Flippy is also creating better experiences for the surge in delivery White Castle (and everyone) sees today. Jordan said by connecting Flippy’s operating system with the digital ordering and delivery technology stack, it can cook orders just in time for busy delivery drivers.

“When the order comes and when the driver actually arrives is a pretty variable number. We know it takes six minutes to cook up an order,” said Jordan.

If the driver is 20 minutes out, Flippy won’t get started on that delivery order until minute 13 or 14. When the driver arrives, the order is ready for a quick hand-off, but not steaming in the bag.

“Every meal we get sits for 15 minutes in some guy’s car, it better not be sitting for 10 minutes at the store, too,” said Jordan. “That’s where were having a real effect on quality and the customer experience.”

Another automation announcement plays on those same themes—the convergence of all these various technologies getting connected together. Piestro, an automated pizza-making device, announced that it will partner with delivery bot startup Kiwibot.

While Piestro is still in testing and the literal connection is in the hands of robotics engineers at this moment, it’s an exciting look at the next baby step in automation. Piestro CEO Massimo De Marco, who also founded ghost-kitchen operator Kitchen United, said it enables a fully contactless pizza delivery.

“Let’s say, you’re at home sitting on the couch on Friday and you have this beautiful beer in the fridge. And you think, ‘I would love a beautiful pizza right now.’ You can go on the Kiwibot app and place your order. At that moment, the Kiwibot will be dispatched and will go to the closest Piestro location. The order will also go to the Piestro but not until the Kiwibot is close enough for the hand off,” said De Marco.

Piestro is loaded with frozen dough rounds and topped with fresh ingredients and cooked fresh. De Marco said it could be on a corner, in the back of a pizza shop or in a multi-use space like a mall or building lobby. A new version of Kiwibot large enough to carry the 12-inch pizza will pull up, interface with the Piestro machine for a handoff and then head to the customer.

The latter part of that exchange is what’s still being figured out.

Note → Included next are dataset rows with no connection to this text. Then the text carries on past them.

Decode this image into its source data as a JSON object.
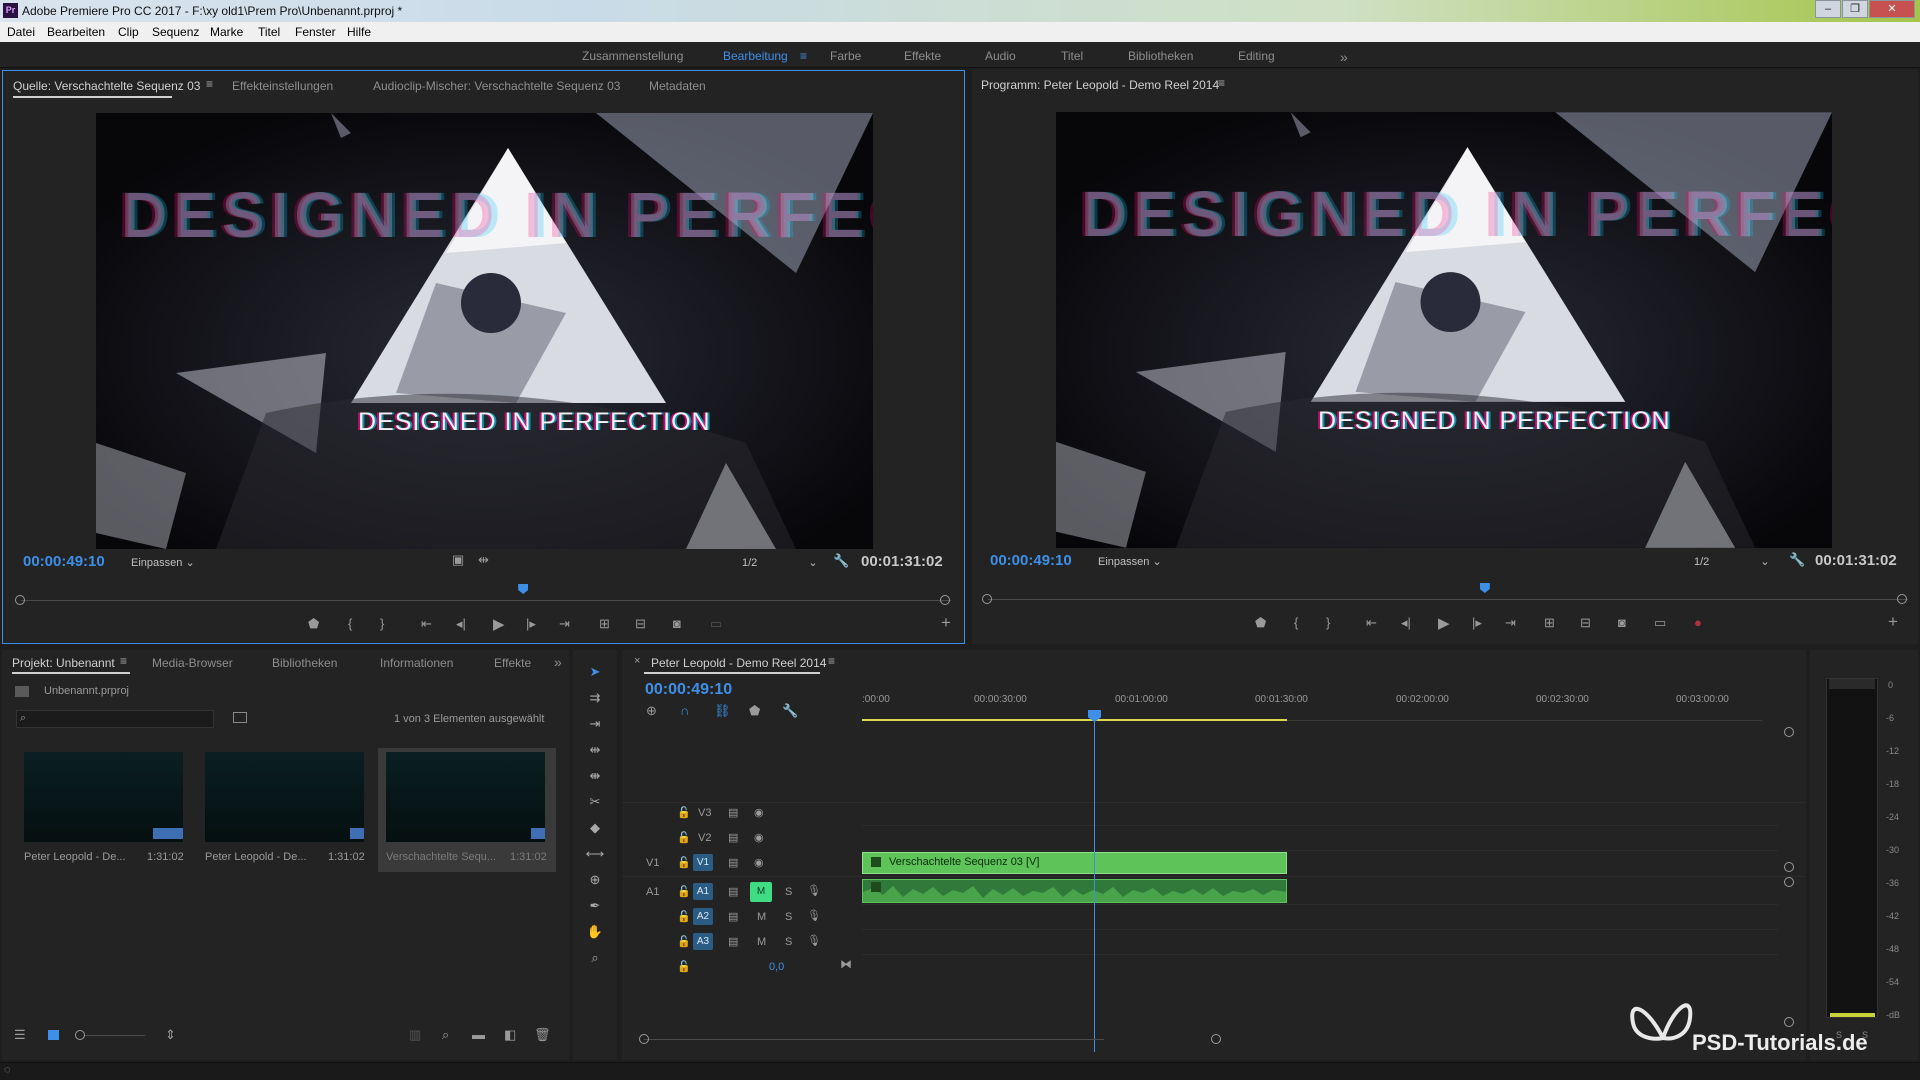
{
  "window": {
    "title": "Adobe Premiere Pro CC 2017 - F:\\xy old1\\Prem Pro\\Unbenannt.prproj *",
    "app_badge": "Pr"
  },
  "menu": [
    "Datei",
    "Bearbeiten",
    "Clip",
    "Sequenz",
    "Marke",
    "Titel",
    "Fenster",
    "Hilfe"
  ],
  "workspaces": {
    "items": [
      "Zusammenstellung",
      "Bearbeitung",
      "Farbe",
      "Effekte",
      "Audio",
      "Titel",
      "Bibliotheken",
      "Editing"
    ],
    "active": "Bearbeitung",
    "more": "»"
  },
  "source_monitor": {
    "tabs": [
      "Quelle: Verschachtelte Sequenz 03",
      "Effekteinstellungen",
      "Audioclip-Mischer: Verschachtelte Sequenz 03",
      "Metadaten"
    ],
    "timecode": "00:00:49:10",
    "fit": "Einpassen",
    "resolution": "1/2",
    "duration": "00:01:31:02",
    "overlay_title": "DESIGNED IN PERFECTION",
    "overlay_bg_text": "DESIGNED IN PERFEC",
    "playhead_fraction": 0.54
  },
  "program_monitor": {
    "tab": "Programm: Peter Leopold - Demo Reel 2014",
    "timecode": "00:00:49:10",
    "fit": "Einpassen",
    "resolution": "1/2",
    "duration": "00:01:31:02",
    "overlay_title": "DESIGNED IN PERFECTION",
    "overlay_bg_text": "DESIGNED IN PERFEC",
    "playhead_fraction": 0.54
  },
  "project": {
    "tabs": [
      "Projekt: Unbenannt",
      "Media-Browser",
      "Bibliotheken",
      "Informationen",
      "Effekte"
    ],
    "file": "Unbenannt.prproj",
    "selection_count": "1 von 3 Elementen ausgewählt",
    "items": [
      {
        "name": "Peter Leopold - De...",
        "duration": "1:31:02"
      },
      {
        "name": "Peter Leopold - De...",
        "duration": "1:31:02"
      },
      {
        "name": "Verschachtelte Sequ...",
        "duration": "1:31:02"
      }
    ]
  },
  "timeline": {
    "tab": "Peter Leopold - Demo Reel 2014",
    "timecode": "00:00:49:10",
    "ruler": [
      ":00:00",
      "00:00:30:00",
      "00:01:00:00",
      "00:01:30:00",
      "00:02:00:00",
      "00:02:30:00",
      "00:03:00:00"
    ],
    "video_tracks": [
      "V3",
      "V2",
      "V1"
    ],
    "audio_tracks": [
      "A1",
      "A2",
      "A3"
    ],
    "source_patch_video": "V1",
    "source_patch_audio": "A1",
    "mute_label": "M",
    "solo_label": "S",
    "master_value": "0,0",
    "video_clip": "Verschachtelte Sequenz 03 [V]"
  },
  "audio_meter": {
    "scale": [
      "0",
      "-6",
      "-12",
      "-18",
      "-24",
      "-30",
      "-36",
      "-42",
      "-48",
      "-54",
      "-dB"
    ],
    "footer": [
      "S",
      "S"
    ]
  },
  "watermark": "PSD-Tutorials.de",
  "colors": {
    "accent": "#3e8fe8",
    "clip_green": "#5ec45a",
    "timeline_bg": "#232323"
  }
}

“There are two components that we’re still working on to integrate. One is the software and one is the hardware. Incidentally, the software is so much more simple than the hardware. There’s been a lot of different ways to collect the pizza,” said De Marco.

He said smart engineers, plenty of venture capital (Piestro is a part of the Wavemaker Labs, an investor in disruptive technology) and a rapid shift in consumer expectations brings something as futuristic as a robo-pizza being delivered by a drone within reach.

“There’s definitely going to be a lot of automation,” said De Marco. “We’ve been working on projects like this for a few years now. We had plans for the next two, three and five years, however COVID amplified this whole automation push so we accelerated as well.”